Everyone is different and so is their journey. There are some people that don't want to talk about their struggle at all, and there are people like myself and K who talk incessantly about our ordeal. This means that when approaching the subject with someone dealing with infertility, you could end up with more than you bargained for, so be concise with your question. For example, if you were to ask me what step we're at in the process, what you're probably meaning to ask is "is she pregnant yet?" but by wanting to be sensitive, you now have an explanation of the actual entire process of IVF on your hands. Why? Because for the most part, in order to understand what step we're in, we likely have to explain the entire process to you which will probably include a list of side discussions required to define certain terms.

There are also many people that have gone through loss, and people that found out they would never even be able to experience that - and every one of those people deals with those situations differently.
So there is a level of sensitivity that you will have to show but if you want to know something - ask. Trust me, if they're not comfortable talking about it, they will tell you that. Keeping that in mind, think about the question before you ask it.
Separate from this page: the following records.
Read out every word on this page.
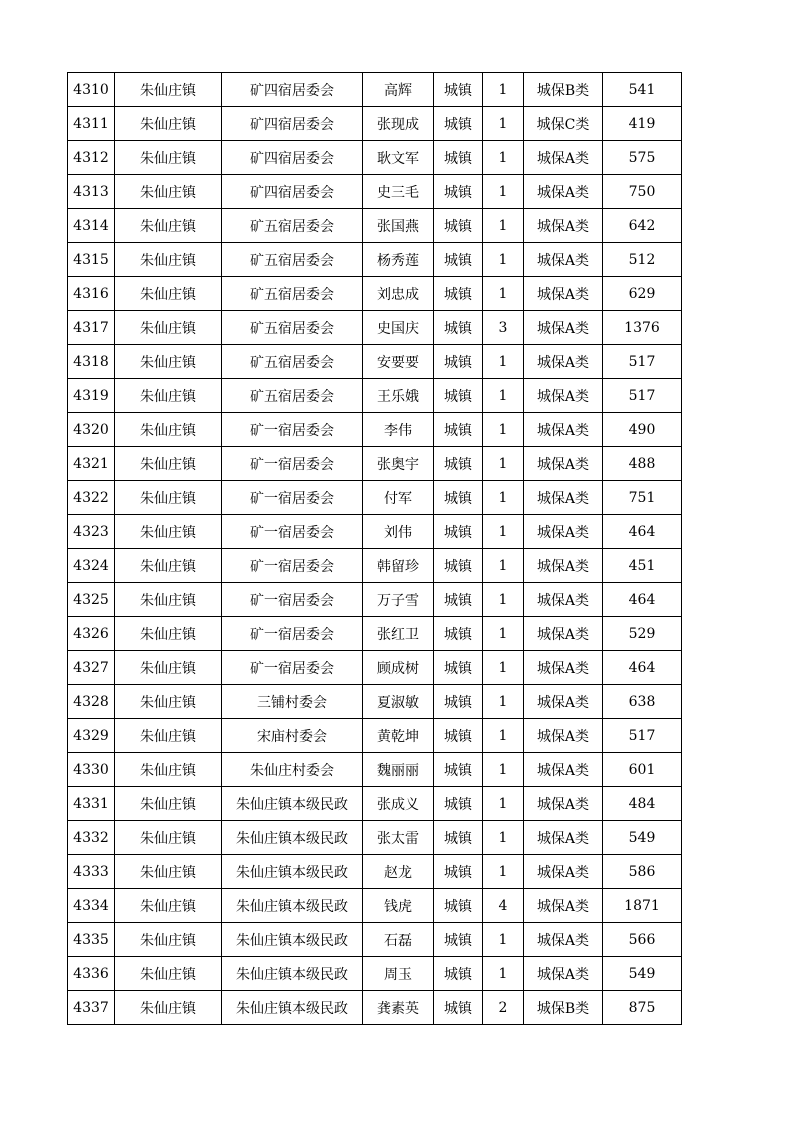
4310	朱仙庄镇	矿四宿居委会	高辉	城镇	1	城保B类	541
4311	朱仙庄镇	矿四宿居委会	张现成	城镇	1	城保C类	419
4312	朱仙庄镇	矿四宿居委会	耿文军	城镇	1	城保A类	575
4313	朱仙庄镇	矿四宿居委会	史三毛	城镇	1	城保A类	750
4314	朱仙庄镇	矿五宿居委会	张国燕	城镇	1	城保A类	642
4315	朱仙庄镇	矿五宿居委会	杨秀莲	城镇	1	城保A类	512
4316	朱仙庄镇	矿五宿居委会	刘忠成	城镇	1	城保A类	629
4317	朱仙庄镇	矿五宿居委会	史国庆	城镇	3	城保A类	1376
4318	朱仙庄镇	矿五宿居委会	安要要	城镇	1	城保A类	517
4319	朱仙庄镇	矿五宿居委会	王乐娥	城镇	1	城保A类	517
4320	朱仙庄镇	矿一宿居委会	李伟	城镇	1	城保A类	490
4321	朱仙庄镇	矿一宿居委会	张奥宇	城镇	1	城保A类	488
4322	朱仙庄镇	矿一宿居委会	付军	城镇	1	城保A类	751
4323	朱仙庄镇	矿一宿居委会	刘伟	城镇	1	城保A类	464
4324	朱仙庄镇	矿一宿居委会	韩留珍	城镇	1	城保A类	451
4325	朱仙庄镇	矿一宿居委会	万子雪	城镇	1	城保A类	464
4326	朱仙庄镇	矿一宿居委会	张红卫	城镇	1	城保A类	529
4327	朱仙庄镇	矿一宿居委会	顾成树	城镇	1	城保A类	464
4328	朱仙庄镇	三铺村委会	夏淑敏	城镇	1	城保A类	638
4329	朱仙庄镇	宋庙村委会	黄乾坤	城镇	1	城保A类	517
4330	朱仙庄镇	朱仙庄村委会	魏丽丽	城镇	1	城保A类	601
4331	朱仙庄镇	朱仙庄镇本级民政	张成义	城镇	1	城保A类	484
4332	朱仙庄镇	朱仙庄镇本级民政	张太雷	城镇	1	城保A类	549
4333	朱仙庄镇	朱仙庄镇本级民政	赵龙	城镇	1	城保A类	586
4334	朱仙庄镇	朱仙庄镇本级民政	钱虎	城镇	4	城保A类	1871
4335	朱仙庄镇	朱仙庄镇本级民政	石磊	城镇	1	城保A类	566
4336	朱仙庄镇	朱仙庄镇本级民政	周玉	城镇	1	城保A类	549
4337	朱仙庄镇	朱仙庄镇本级民政	龚素英	城镇	2	城保B类	875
Kay had an encounter with a co-worker that consisted of him asking her "Are you ready to deal with your first pregnancy basically being a write-off?" - Kay was confused and asked him what he meant, so he said "You know that most women's first pregnancies result in miscarriage don't you?" I mean, the guy was obviously misinformed, but his message was not the problem. It's the fact that he is asking a woman, who is already having difficulty conceiving, if she is ready to lose her first baby. Dude, the answer is no, and also, no -you idiot. He got off lucky because Kay is not the burst-into-tears-at-work-at-shit-said-by-morons kind of person, but most women, would not have been so understanding.

I think it's also important to mention that unless you're asking for it, it's not your responsibility to navigate the feelings of a person dealing with infertility. Doing so is difficult at that best of times and downright impossible for most others, so in my opinion somebody dealing with infertility shouldn't be making you walk on eggshells around them all the time. If they are, you need to lay your cards on the table and tell them that straight up, but be mindful and supportive when you do it.


  1. I appreciate this. And both of you. I know there's been a few times during your journey where I've apologized for asking 100 questions, however with you and K I feel like our relationship is there so I can.
    It sucks that this topic is so "taboo" and uncomfortable for a lot of people. I love that your blog bridges that gap in a lot of ways and explains the process in real-man's language- helps the rest of us who aren't medically minded to understand the process and be more informed.

    I've said it before, and I'll say it 1000 times more, I appreciate your raw voice.


    1. We appreciate you being a part of our journey, and we appreciate your interest!